TL;DR
Draper City Council approved an 8.8-acre surf park as part of the Veranda West development on June 9.
The surf lagoon will use 6 to 9 million gallons of water a year, far less than the apartments or offices the land was already zoned for.
The site is planned as a national training center for U.S. Olympic surf teams, with construction set to start this fall and a 2028 opening.
What we know
Veranda West sits north of Bangerter Highway near 600 West in Draper. The project already includes more than 100 built townhomes, and the new plan adds nearly 300 apartments, a retail and dining village, and the surf park, according to KSL.
The pool uses a closed-loop system. It gets filled once, then only adds water to cover evaporation and splash-out going forward, KUTV reports.
Draper City Council member Tasha Doyle Lowery wrote on Facebook that the change actually lowers density on the site, from 29 units per acre to 26. The land was already entitled for high-density apartments before this amendment.
The facility will be open to the public and to high school surf teams, not just Olympic athletes. There's a public viewing deck with food and drinks for non-surfers.
Construction starts this fall. The Wasatch Group is targeting a 2028 opening, per KSL.
What they're saying
Draper Mayor Troy Walker, on the water use, told KUTV: "It's like 6 million to 9 million gallons a year versus 30 million in an apartment building or 100 million in an office building."
Resident Jim Hunsaker, pushing back, told KUTV: "People need water to drink, just to live, sanitation. Those are priorities for me versus a water park."

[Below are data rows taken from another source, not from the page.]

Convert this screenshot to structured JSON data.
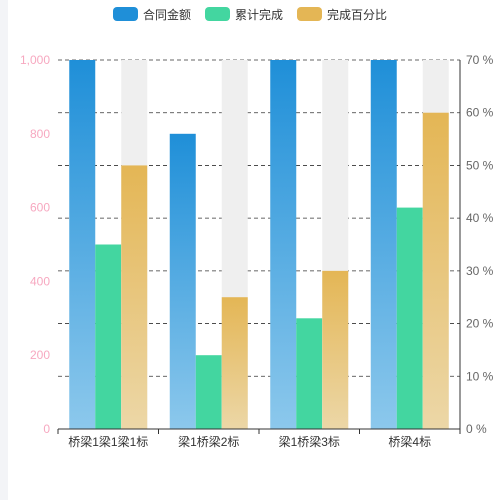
{
  "chart_data": {
    "type": "bar",
    "categories": [
      "桥梁1梁1梁1标",
      "梁1桥梁2标",
      "梁1桥梁3标",
      "桥梁4标"
    ],
    "series": [
      {
        "name": "合同金额",
        "axis": "left",
        "values": [
          1000,
          800,
          1000,
          1000
        ],
        "color": "#1f8fd8"
      },
      {
        "name": "累计完成",
        "axis": "left",
        "values": [
          500,
          200,
          300,
          600
        ],
        "color": "#43d6a0"
      },
      {
        "name": "完成百分比",
        "axis": "right",
        "values": [
          50,
          25,
          30,
          60
        ],
        "color": "#e4b655"
      }
    ],
    "left_axis": {
      "min": 0,
      "max": 1000,
      "ticks": [
        "0",
        "200",
        "400",
        "600",
        "800",
        "1,000"
      ]
    },
    "right_axis": {
      "min": 0,
      "max": 70,
      "ticks": [
        "0 %",
        "10 %",
        "20 %",
        "30 %",
        "40 %",
        "50 %",
        "60 %",
        "70 %"
      ],
      "background_bar_max": 70
    },
    "grid": true,
    "legend_position": "top-center"
  },
  "colors": {
    "left_tick": "#f7a8c0",
    "right_tick": "#666666",
    "category_label": "#333333",
    "background_bar": "#efefef"
  }
}
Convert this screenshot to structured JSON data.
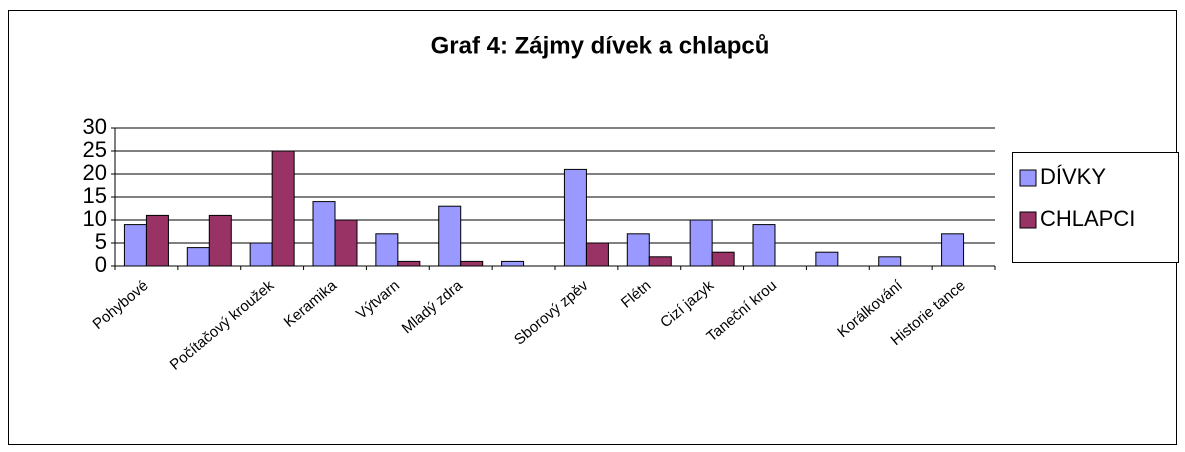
{
  "chart_data": {
    "type": "bar",
    "title": "Graf 4: Zájmy dívek a chlapců",
    "categories": [
      "Pohybové",
      null,
      "Počítačový kroužek",
      "Keramika",
      "Výtvarn",
      "Mladý zdra",
      null,
      "Sborový zpěv",
      "Flétn",
      "Cizí jazyk",
      "Taneční krou",
      null,
      "Korálkování",
      "Historie tance"
    ],
    "series": [
      {
        "name": "DÍVKY",
        "color": "#9999ff",
        "values": [
          9,
          4,
          5,
          14,
          7,
          13,
          1,
          21,
          7,
          10,
          9,
          3,
          2,
          7
        ]
      },
      {
        "name": "CHLAPCI",
        "color": "#993366",
        "values": [
          11,
          11,
          25,
          10,
          1,
          1,
          0,
          5,
          2,
          3,
          0,
          0,
          0,
          0
        ]
      }
    ],
    "ylim": [
      0,
      30
    ],
    "yticks": [
      0,
      5,
      10,
      15,
      20,
      25,
      30
    ],
    "grid": true,
    "legend": "right"
  }
}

Council member Tasha Doyle Lowery, in a Facebook post explaining her vote: The original high-density plan for the site would have used "over 4X the water PER YEAR than this smaller surf park will require for a single filling."
What's next
The surf park still needs to clear standard building permits before construction starts this fall. The Wasatch Group says the facility will double as a U.S. Olympic training site for men's and women's surf teams once it opens in 2028, according to KSL.